As COVID-19 spreads its way around the world it is anticipated that more and more businesses will begin to feel the pain of a slowdown in the global economy. Inevitably, this will lead to employers taking a close look at how to cut costs.
Often one of the largest costs for employers is staffing. As such, any cost-cutting review will almost certainly involve a consideration of whether to cut staff costs and if so then how. This update briefly considers the different steps an employer can take to reduce staff costs and certain issues that may flow from them. Future updates will examine the options in more detail.
1. Redundancies or lay offs
Redundancies involve the permanent separation of employees by an employer. Making an employee redundant is a "valid reason" for termination for the purposes of Hong Kong's Employment Ordinance. An employer is obliged to pay a redundant employee termination payments determined in accordance with the Employment Ordinance and the appropriate contract of employment. Point to note: Care should be taken in determining which employees should be made redundant. In particular, employers must ensure that whatever methodology is used does not breach any of Hong Kong's anti-discrimination ordinances.
2. Salary cuts or benefit restrictions
The level of an employee's salary and benefits is normally a contractual right. As such, any proposal to reduce the salary or benefits of an employee will normally require the express consent of the employee. Generally speaking, an employee will only consent to a reduction of his or her contractual benefits if the employee is incentivised to do so.

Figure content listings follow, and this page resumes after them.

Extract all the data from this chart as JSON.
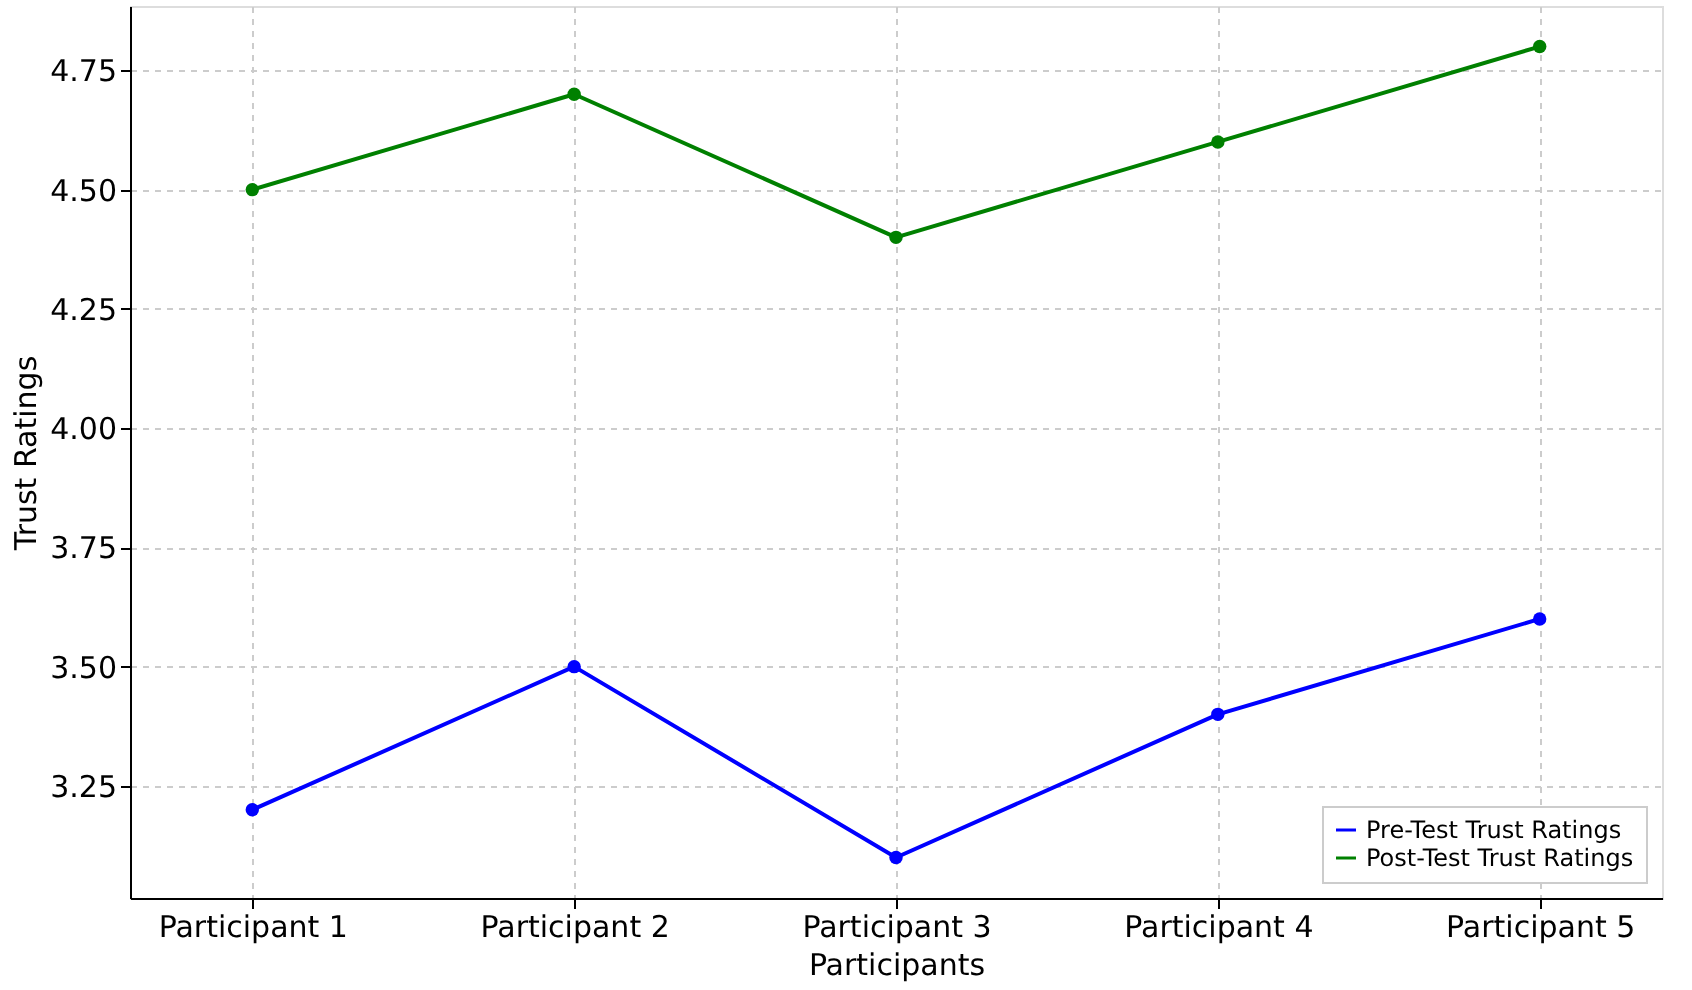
{
  "chart_data": {
    "type": "line",
    "xlabel": "Participants",
    "ylabel": "Trust Ratings",
    "categories": [
      "Participant 1",
      "Participant 2",
      "Participant 3",
      "Participant 4",
      "Participant 5"
    ],
    "series": [
      {
        "name": "Pre-Test Trust Ratings",
        "color": "#0000ff",
        "values": [
          3.2,
          3.5,
          3.1,
          3.4,
          3.6
        ]
      },
      {
        "name": "Post-Test Trust Ratings",
        "color": "#008000",
        "values": [
          4.5,
          4.7,
          4.4,
          4.6,
          4.8
        ]
      }
    ],
    "ylim": [
      3.015,
      4.885
    ],
    "yticks": [
      3.25,
      {
        "value": 3.5,
        "label": "3.50"
      },
      3.75,
      {
        "value": 4,
        "label": "4.00"
      },
      4.25,
      {
        "value": 4.5,
        "label": "4.50"
      },
      4.75
    ],
    "grid": true,
    "legend": "bottom right",
    "marker": "circle",
    "line_style": "solid"
  }
}
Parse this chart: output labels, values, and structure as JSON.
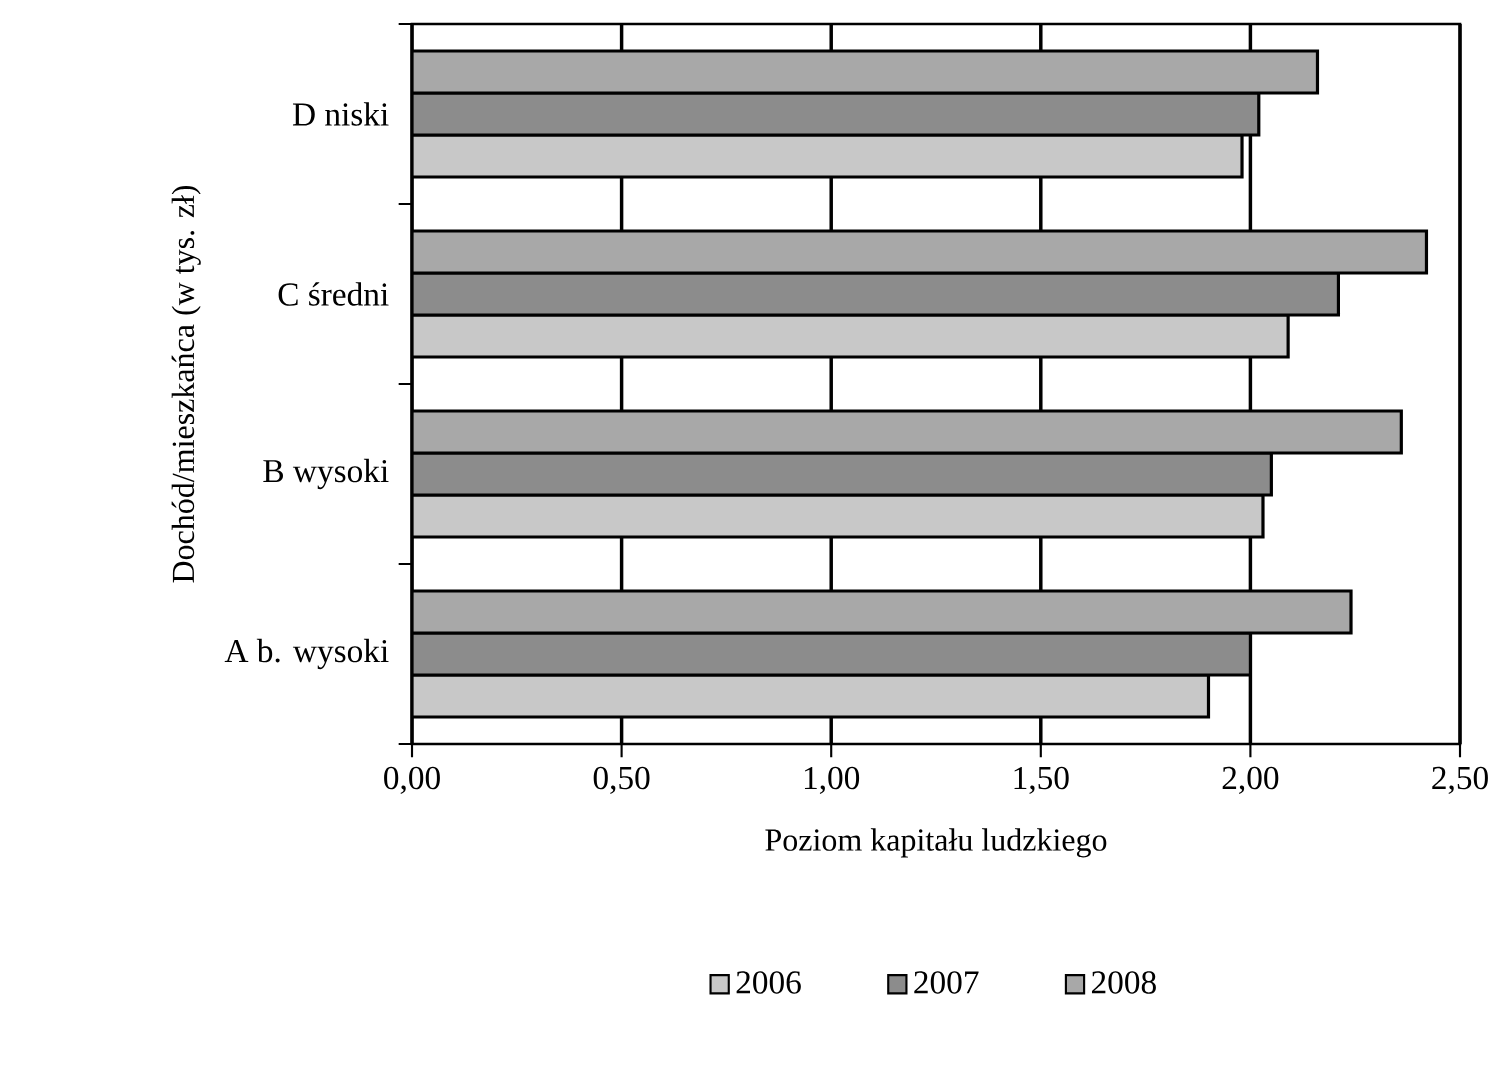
{
  "chart_data": {
    "type": "bar",
    "orientation": "horizontal",
    "xlabel": "Poziom kapitału ludzkiego",
    "ylabel": "Dochód/mieszkańca (w tys. zł)",
    "categories": [
      "D niski",
      "C średni",
      "B wysoki",
      "A b. wysoki"
    ],
    "series": [
      {
        "name": "2006",
        "color": "#c8c8c8",
        "values": [
          1.98,
          2.09,
          2.03,
          1.9
        ]
      },
      {
        "name": "2007",
        "color": "#8c8c8c",
        "values": [
          2.02,
          2.21,
          2.05,
          2.0
        ]
      },
      {
        "name": "2008",
        "color": "#a8a8a8",
        "values": [
          2.16,
          2.42,
          2.36,
          2.24
        ]
      }
    ],
    "xlim": [
      0,
      2.5
    ],
    "xticks": [
      {
        "value": 0,
        "label": "0,00"
      },
      {
        "value": 0.5,
        "label": "0,50"
      },
      {
        "value": 1,
        "label": "1,00"
      },
      {
        "value": 1.5,
        "label": "1,50"
      },
      {
        "value": 2,
        "label": "2,00"
      },
      {
        "value": 2.5,
        "label": "2,50"
      }
    ],
    "grid": "x",
    "legend": "bottom"
  }
}
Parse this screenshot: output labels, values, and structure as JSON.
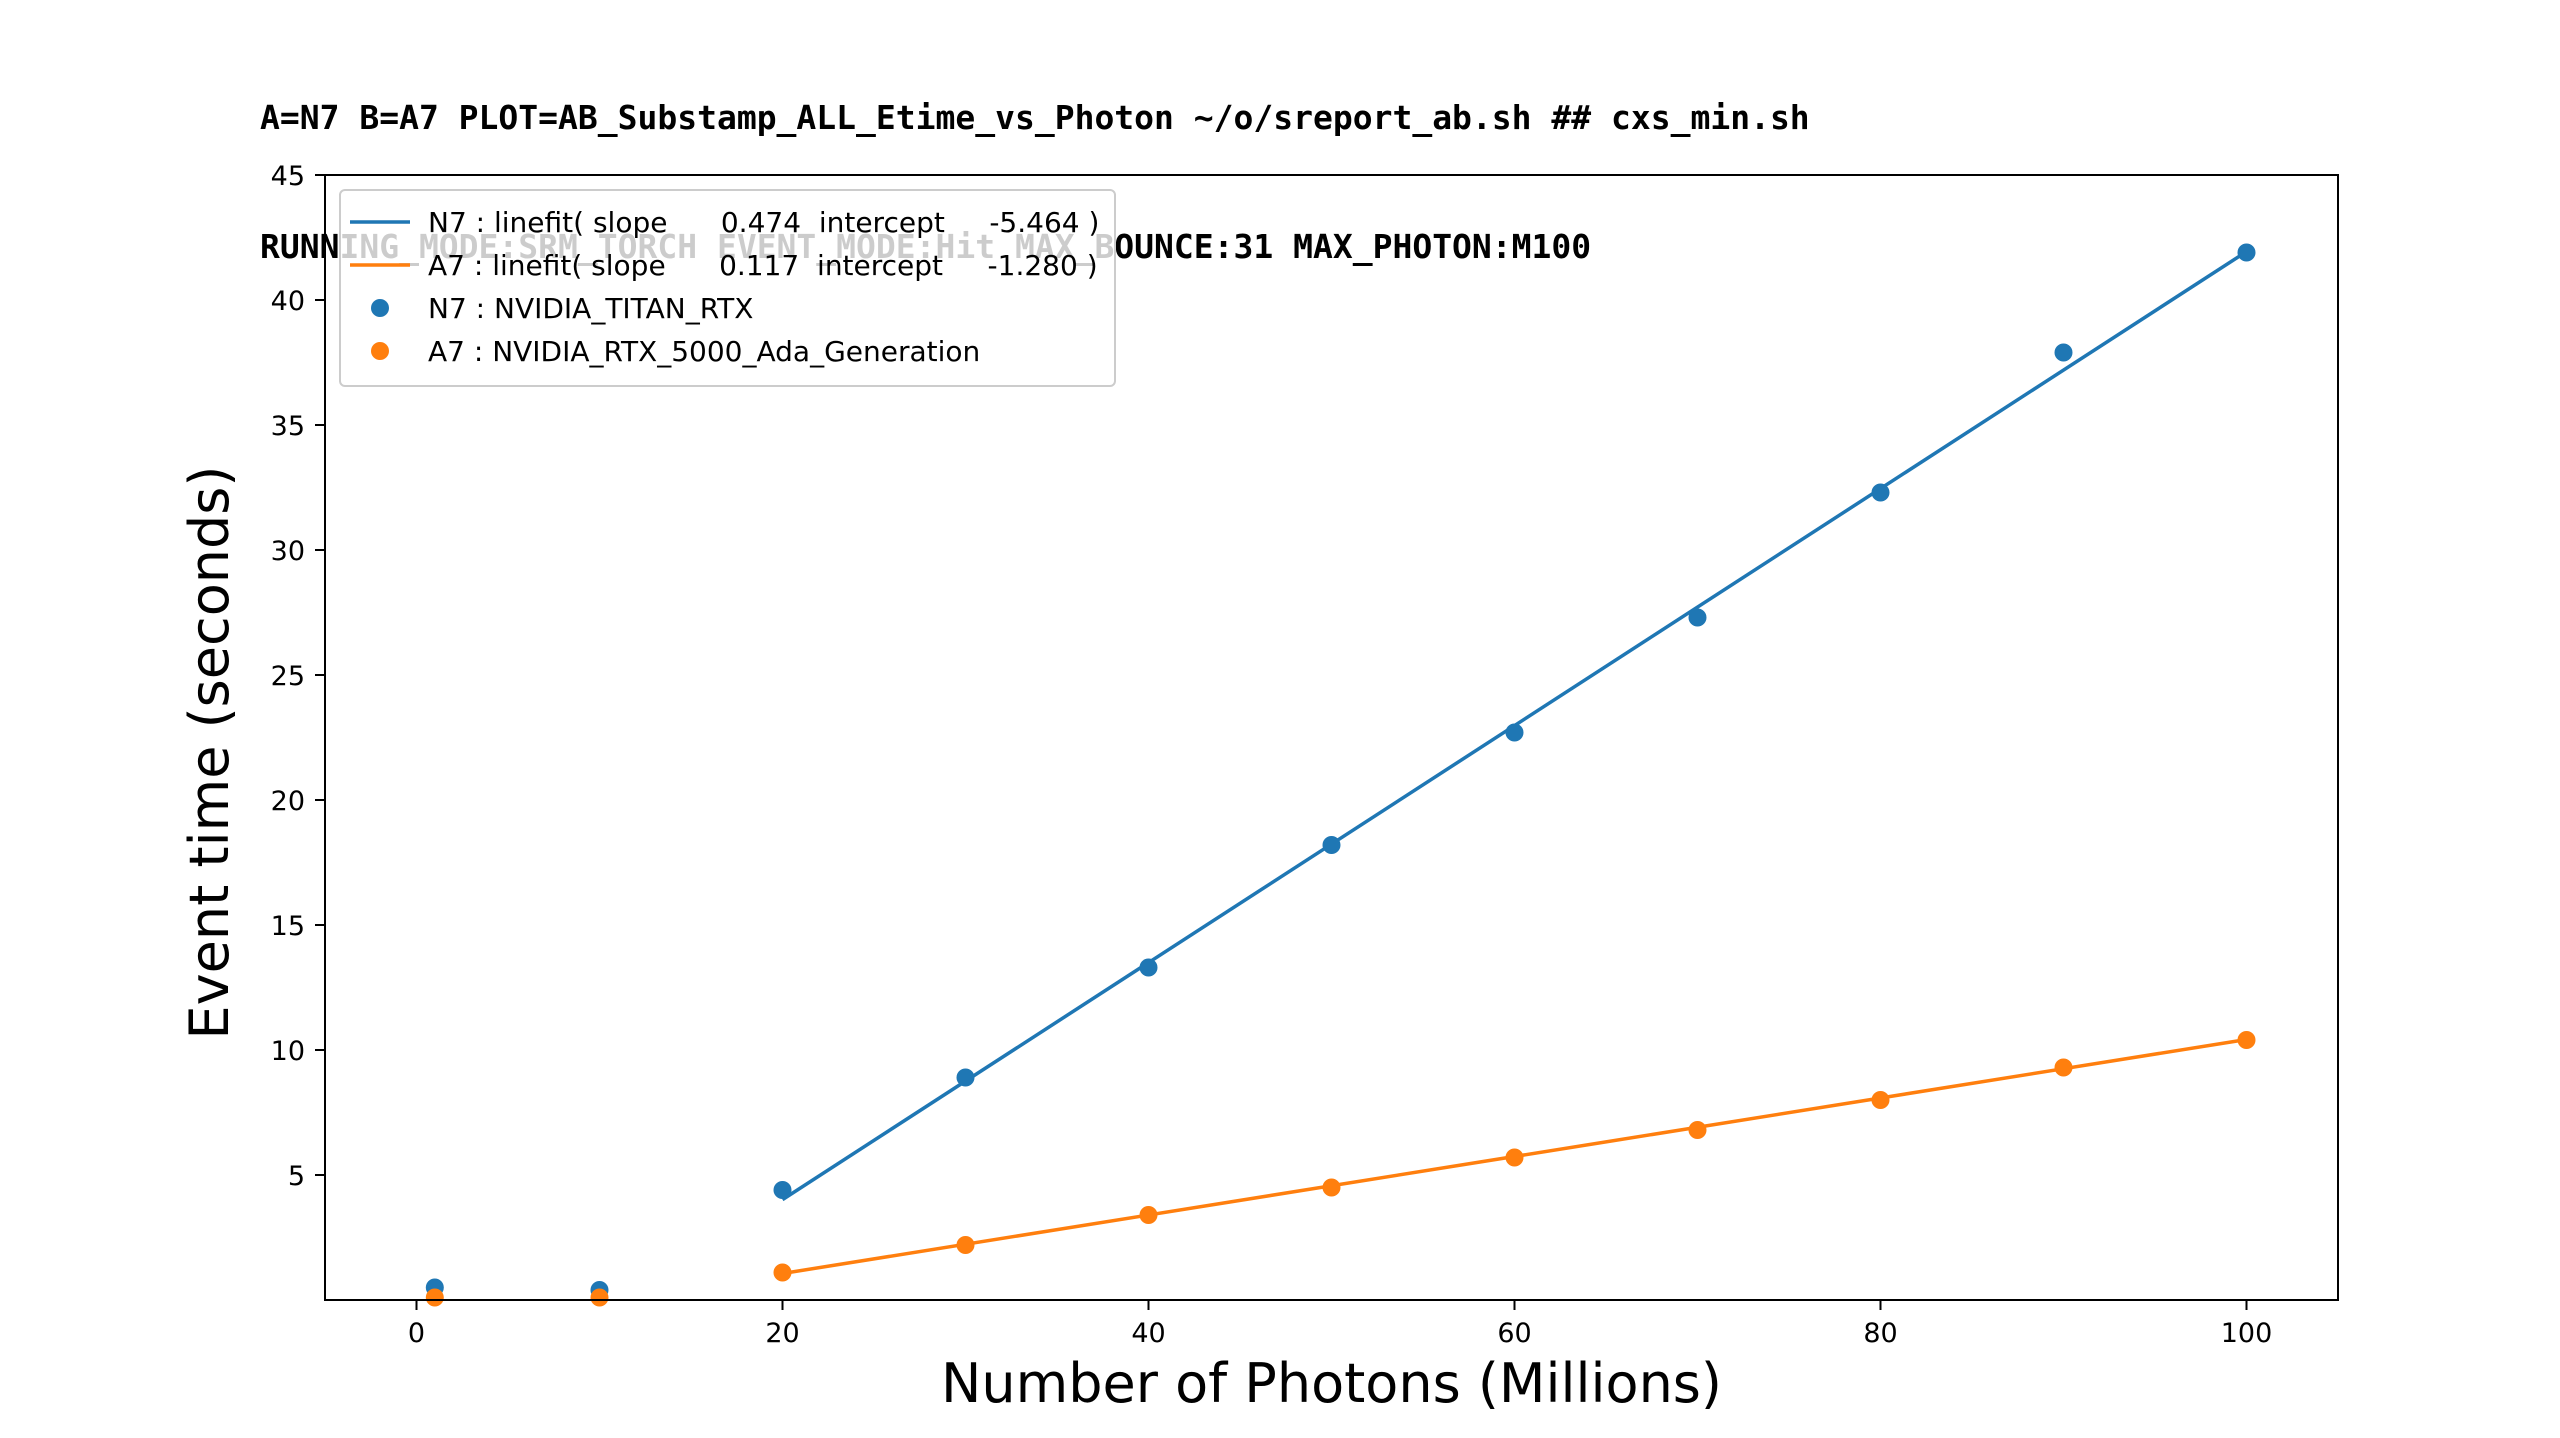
{
  "title_lines": [
    "A=N7 B=A7 PLOT=AB_Substamp_ALL_Etime_vs_Photon ~/o/sreport_ab.sh ## cxs_min.sh",
    "RUNNING_MODE:SRM_TORCH EVENT_MODE:Hit MAX_BOUNCE:31 MAX_PHOTON:M100"
  ],
  "chart_data": {
    "type": "scatter",
    "title": "A=N7 B=A7 PLOT=AB_Substamp_ALL_Etime_vs_Photon ~/o/sreport_ab.sh ## cxs_min.sh\nRUNNING_MODE:SRM_TORCH EVENT_MODE:Hit MAX_BOUNCE:31 MAX_PHOTON:M100",
    "xlabel": "Number of Photons (Millions)",
    "ylabel": "Event time (seconds)",
    "xlim": [
      -5,
      105
    ],
    "ylim": [
      0,
      45
    ],
    "xticks": [
      0,
      20,
      40,
      60,
      80,
      100
    ],
    "yticks": [
      5,
      10,
      15,
      20,
      25,
      30,
      35,
      40,
      45
    ],
    "grid": false,
    "legend_placement": "upper-left",
    "series": [
      {
        "name": "N7 : NVIDIA_TITAN_RTX",
        "kind": "scatter",
        "color": "#1f77b4",
        "x": [
          1,
          10,
          20,
          30,
          40,
          50,
          60,
          70,
          80,
          90,
          100
        ],
        "y": [
          0.5,
          0.4,
          4.4,
          8.9,
          13.3,
          18.2,
          22.7,
          27.3,
          32.3,
          37.9,
          41.9
        ]
      },
      {
        "name": "A7 : NVIDIA_RTX_5000_Ada_Generation",
        "kind": "scatter",
        "color": "#ff7f0e",
        "x": [
          1,
          10,
          20,
          30,
          40,
          50,
          60,
          70,
          80,
          90,
          100
        ],
        "y": [
          0.1,
          0.1,
          1.1,
          2.2,
          3.4,
          4.5,
          5.7,
          6.8,
          8.0,
          9.3,
          10.4
        ]
      },
      {
        "name": "N7 : linefit( slope      0.474  intercept     -5.464 )",
        "kind": "line",
        "color": "#1f77b4",
        "x": [
          20,
          100
        ],
        "y": [
          4.016,
          41.936
        ]
      },
      {
        "name": "A7 : linefit( slope      0.117  intercept     -1.280 )",
        "kind": "line",
        "color": "#ff7f0e",
        "x": [
          20,
          100
        ],
        "y": [
          1.06,
          10.42
        ]
      }
    ],
    "legend_order": [
      2,
      3,
      0,
      1
    ]
  }
}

Such incentives may include an assurance of future increases (for example, when the business environment improves) or a threat of possible redundancy should it not be possible to reduce costs through a salary/benefit reduction. Point to note: Occasionally a contract of employment may give an employer a wide power to vary the terms of the contract without the consent of the employee. Such a unilateral power of variation is not unfettered and must not be exercised "capriciously".
3. Voluntary leave arrangements
An increasing number of employers are offering employees the opportunity to take voluntary unpaid leave in times of material business disruption. From a legal perspective this will be an agreed variation of contract. As such the issues are similar to those in 2 above. Voluntary leave schemes can take multiple different forms. For example, an employee may agree to: Points to note: Any period of unpaid leave will have an impact on the calculation of an employee's wage-based entitlements, e.g. statutory holiday pay and annual leave pay. As such, it is important to ensure that appropriate payroll adjustments are made.
- A 25% reduction of monthly wages for two months in return for two additional weeks’ leave that he or she can take any time in the next 6 months, or
- Take an immediate two weeks of unpaid leave, in which case it will be just the month in which the leave it taken where the payroll will be reduced.
4. Mandatory leave
Most employment contracts give an employer influence over when an employee should take annual leave. It may make sense for an employer to look to exercise such influence to require employees to take their annual leave when business is slow and then require them to be at work when business picks up. Points to note: Be careful to check the employment contract to identify whether and when an employer can require an employee to take leave.